Between 6 and 7 billion genders -as many as us humans to date- seems to me quite more acceptable (and am not sure of this, too: it does not consider we all grow and change, nor the people who is no longer with us, and neither the life forms who preceded our race, as ancestors or interacting).

Acceptance of homosexuality as normal may be related to just that: accepting, more generally, that categories of sex and gender are not absolutes, nor necessarily desirable.

And shift attention to what really makes us humans unique, and so precious: the ability to love, the will to explore, the need to share.

Thanks all (and sorry so sloppy)

Mauri

Comments

jadefrank's picture

Not sloppy at all

Mauri,

I love how you point out and break down the notion of gender and sex. Categorizing people, generalizing people and enforcing laws that adhere to societal norms rather than human rights is illogical.
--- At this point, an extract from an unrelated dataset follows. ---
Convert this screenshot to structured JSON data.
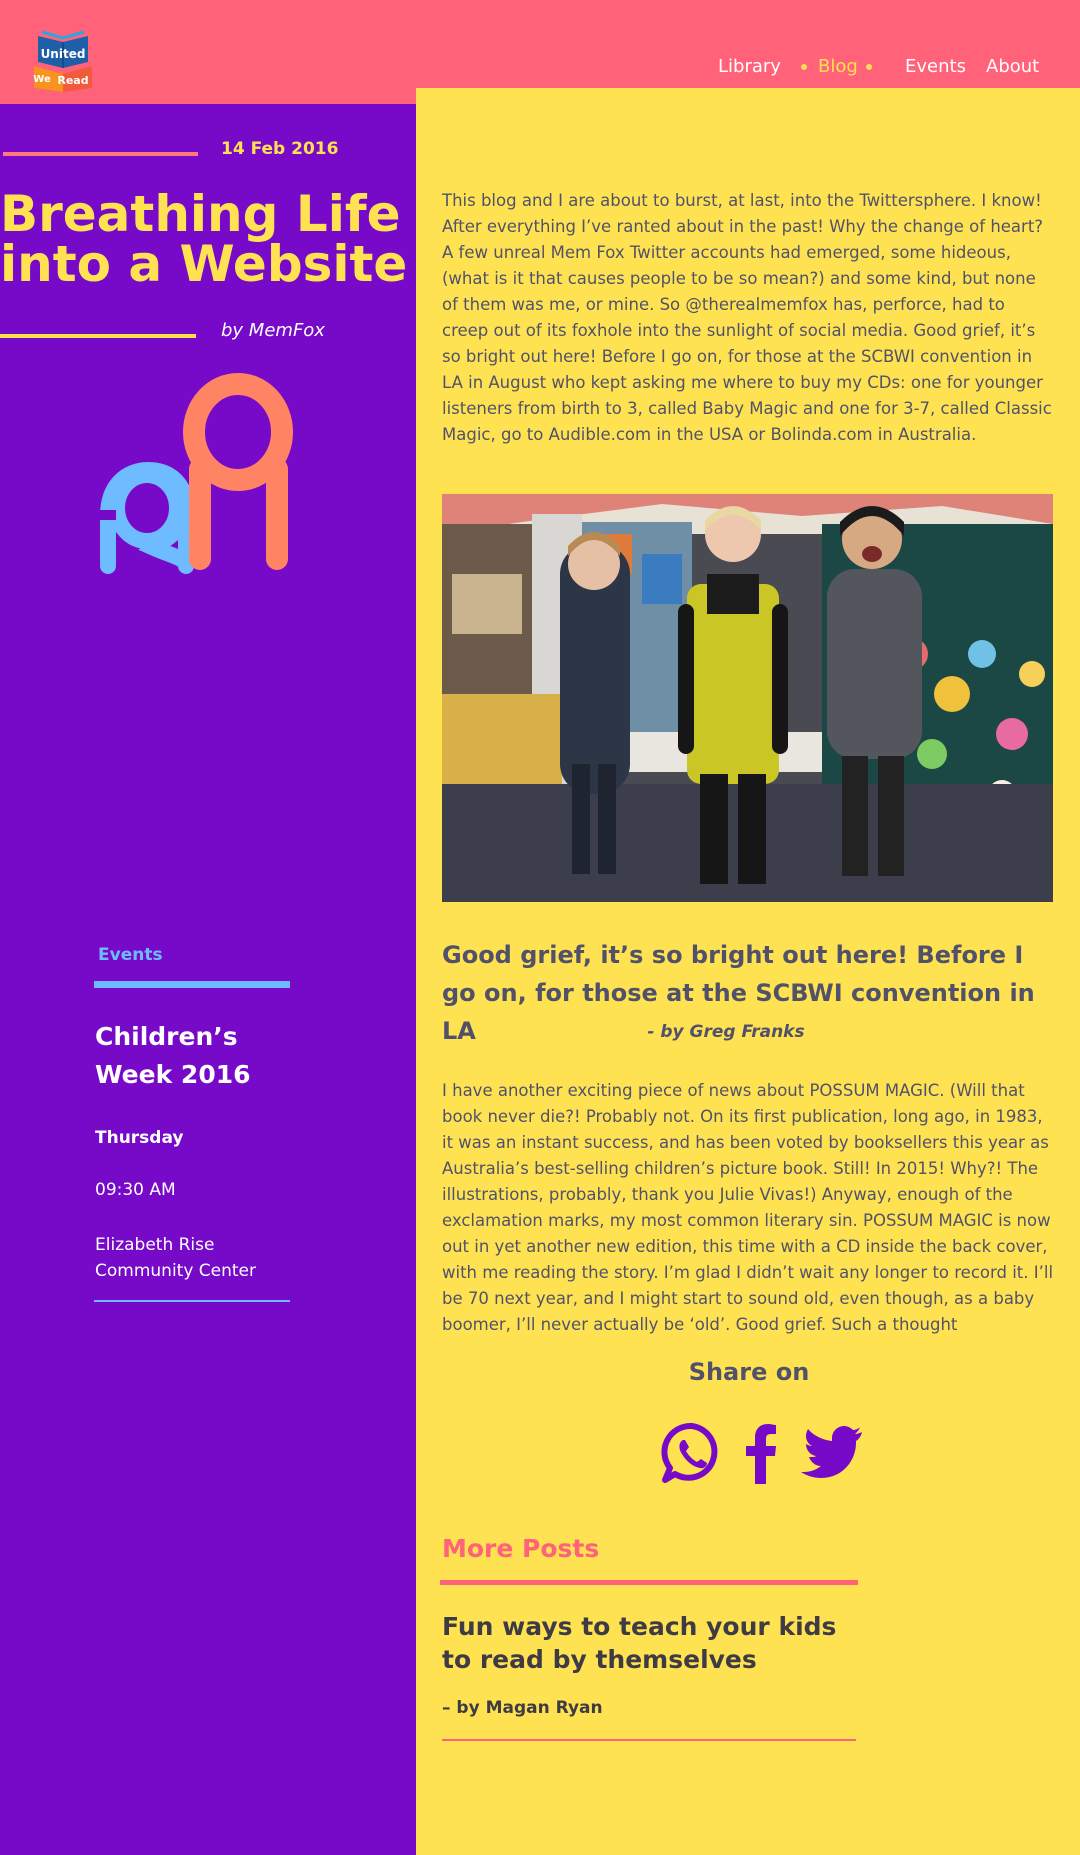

Who we are inside and who we choose to love should be personal choices (as long as it's consensual), not something that people can vote on or lock us away for.

Thank you for putting your insightful spin on the topic - I always enjoy your ability to break down an issue into such tangible and logical reasoning.

Warm regards,
Jade

Mauri's picture

Hope categories will end, on some time

Jade, thank for your soul-warming reply!

I'm not sure to devise so much appreciation! ;-)

But the issue of freedom of loving (freedom in general) is too central, too important. More even in these days, as we are more and more categorized, "explained" - and ironed out to a narrow space of "acceptable" behaviors. These roles / genders may seem different, and superficially they are. But both are docile, stereotypical, flat, unidimensional... Very good for consumers and "predictable voters" maybe, but deeply inhumane.

But...

I feel that, "cracking the code", and showing the King is naked (and decidedly unattractive) may help.
The problem is, being really able to do so...

Well, I try, doing the little I can. As anyone of us.

But on the other side: have you seen ants emptying a sugar can grain by grain? They "are" able! Why not us? ;-)

Thanks, again,

Mauri

JaniceW's picture

The emperor's clothes

Mauri, how succinctly you address this topic. The reality is that all the categories we live with are societal labels for those who wish to ensure they can distinguish themselves from "others". People feel the need to create cages in order to feel secure and safe, so that they can move freely amidst their "own" without fear. Labels help people define others quickly so that they can make an assessment of whether that person is friend or foe.

But the reality is that we are all unique and so each person therefore would either have their own "cage" or we would all fall within the same one i.e. the human race. There are very few, and I would argue no, labels that people can cleanly and distinctively fall within. The labels male and female do not consider chromosonal variations, heterosexual and homosexual do not distinguish depth of love along the spectrum from friendship to relationship. How close does one have to be with a friend of the same sex to be considered homosexual? Is the physical act of sexual intercourse the defining factor? Of course not. As you said, the cages are not absolutes nor desirable.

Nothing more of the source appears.